III
But as I reached out toward the portieres, a man came into the room, entering from the hallway. And I gave a little whistling sound of astonishment and hastened to him with extended hand.
“My dear fellow,” I began; “why, have you dropped from the moon?”
“They—they told me you were here,” said Jasper Hardress, and paused to moisten his lips. “My wife died, yonder in Montana, ten days ago last Thursday—yes, it was on a Tuesday she died, I think.”
And I was silent for a breathing-space. “Yes?” I said, at last; for I had seen the shining thing in Jasper Hardress’s hand, and I was wondering now why he had pocketed the toy, and for how long.

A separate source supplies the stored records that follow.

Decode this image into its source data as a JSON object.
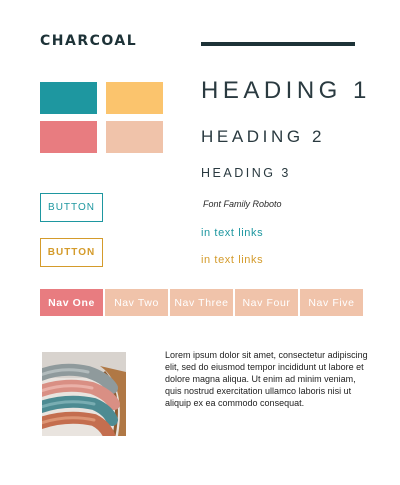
{
  "brand": {
    "logo": "CHARCOAL"
  },
  "colors": {
    "charcoal": "#1d3237",
    "teal": "#1e97a0",
    "yellow": "#fbc46d",
    "coral": "#e87c80",
    "peach": "#f0c3aa",
    "link_gold": "#d49b2b"
  },
  "headings": {
    "h1": "HEADING 1",
    "h2": "HEADING 2",
    "h3": "HEADING 3"
  },
  "typography": {
    "font_note": "Font Family Roboto"
  },
  "links": {
    "teal": "in text links",
    "gold": "in text links"
  },
  "buttons": {
    "primary": "BUTTON",
    "secondary": "BUTTON"
  },
  "nav": {
    "items": [
      "Nav One",
      "Nav Two",
      "Nav Three",
      "Nav Four",
      "Nav Five"
    ],
    "active": "Nav One"
  },
  "content": {
    "paragraph": "Lorem ipsum dolor sit amet, consectetur adipiscing elit, sed do eiusmod tempor incididunt ut labore et dolore magna aliqua. Ut enim ad minim veniam, quis nostrud exercitation ullamco laboris nisi ut aliquip ex ea commodo consequat.",
    "image_subject": "yarn-skeins-in-basket"
  }
}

“It was of a fever she died. She was delirious—oh, quite three days. And she talked in her delirium.”
I began to smile; it was like witnessing a play. “Yonder is Bettie and my one chance of manhood; and blind chance, just the machination of a tiny microbe, entraps me as I tread toward all this. I was wrong about Setebos. Heine was right; there is an Aristophanes in heaven.”
I said, aloud: “Well, Hardress, you wouldn’t have me dispute the veracity of a lady?”
But the man did not appear to hear me. “Oh, it was very horrible,” he said. “Oh, I would like you, first of all, to comprehend how horrible it was. She was always calling—no, not calling exactly, but just moaning one name, and over and over again. He had been so cruel, she said. He didn’t really care for anything, she said, except to write his hateful books. And I had loved her, you understand. And for three whole days I must sit there and hear her tell of what another man had meant to her! I have not been wholly sane, I think, since then, for I had loved her for a long time. And her throat was so little that I often thought how easy it would be to stop the moaning and talking, but somehow I did not like to do it. And it isn’t my honour that I mean to avenge. It is Gillian that I must avenge—Gillian who died because a coward had robbed her of the will to live. For it was that in chief. Why, even you must understand that,” he said, as though he pleaded with me.
And yonder Bettie played—with lithe fingers which caressed the keys rather than struck them, I remembered. And always at the back of my mind some being that was not I was taking notes as to how unruffled the man was; and I smiled a little, in recognition of the air, as Bettie began “The Funeral March of a Marionette.” …
“Yes,” I said; “I think I understand. There is something to be advanced upon the other side perhaps; but that scarcely matters. You act within your rights; and, besides, you have a pistol, and I haven’t. I am getting afraid, though, Jasper. I can’t stand this much longer. So for God’s sake, make an end of this!”
Jasper Hardress said: “I mean to. But they told me he was here? Yes, I am sure that someone told me he was here.”
I think I must have reeled a little. I know my brain was working automatically. Gillian Hardress had always called me Jack; and Jasper Hardress was past reason; and yonder was Bettie, who had made life too fine and dear a thing to be relinquished. …
“Jasper,” someone was saying, and that someone seemed to laugh, “we aren’t living in the Middle Ages, remember. No, just as I said, I cannot stand this nonsense any longer, and you must make an end of this foolishness. Just on a bare suspicion—just on the ravings of a delirious woman—! Why, she used to call me Jack—and I write books—Why, you might just as logically murder me!”
“I thought at first it was you. Oh, only for a moment, boy. I was not quite sane, I think, for at first I suspected you of such treachery as in my sober senses I know you never dreamed of. And I had forgotten you were just a child—But she was conscious at the end,” said Jasper Hardress, “and when I—talked with her about what she had said in delirium, she told me it was Charteris whose son we christened Jasper Hardress some two years ago—”
I said: “I never knew there was a child.” But I was thinking of a hitherto unaccounted-for photograph.
“He only lived three months. I had always wanted a son. You cannot fancy how proud I was of him.” Hardress laughed here.
“And she told you it was Charteris! in the moment of death when—when you were threatening me, she told you it was Charteris!”
“It is different when you are dying. You see—Gillian knew that eternity depended on what she said to me then—” He spoke as with difficulty, and he kept licking at restless lips.
“Yes—she did believe that. And she told you—!” I comprehended how Gillian Hardress had loved me, and my shame was such that now it was the mere brute will to live which held me. But it held me, none the less. Besides, I saw the least unpleasant solution.
“I suppose I can’t blame you,” I said—“for if she told you, why, of course—” Then I barked out: “He was here a moment ago. You must have come around one corner, in fact, just as he turned the other. You will find him at Willoughby Hall, I suppose. He said he was going straight home.”
For I knew that Charteris was at King’s College, a mile away from Willoughby Hall; and, I assured myself, there would be ample time to warn him. Only how much must now depend upon the diverting qualities of Lucian! For should the Samosatan flag in interest, John would be leaving the College presently; and there is but one street in Fairhaven.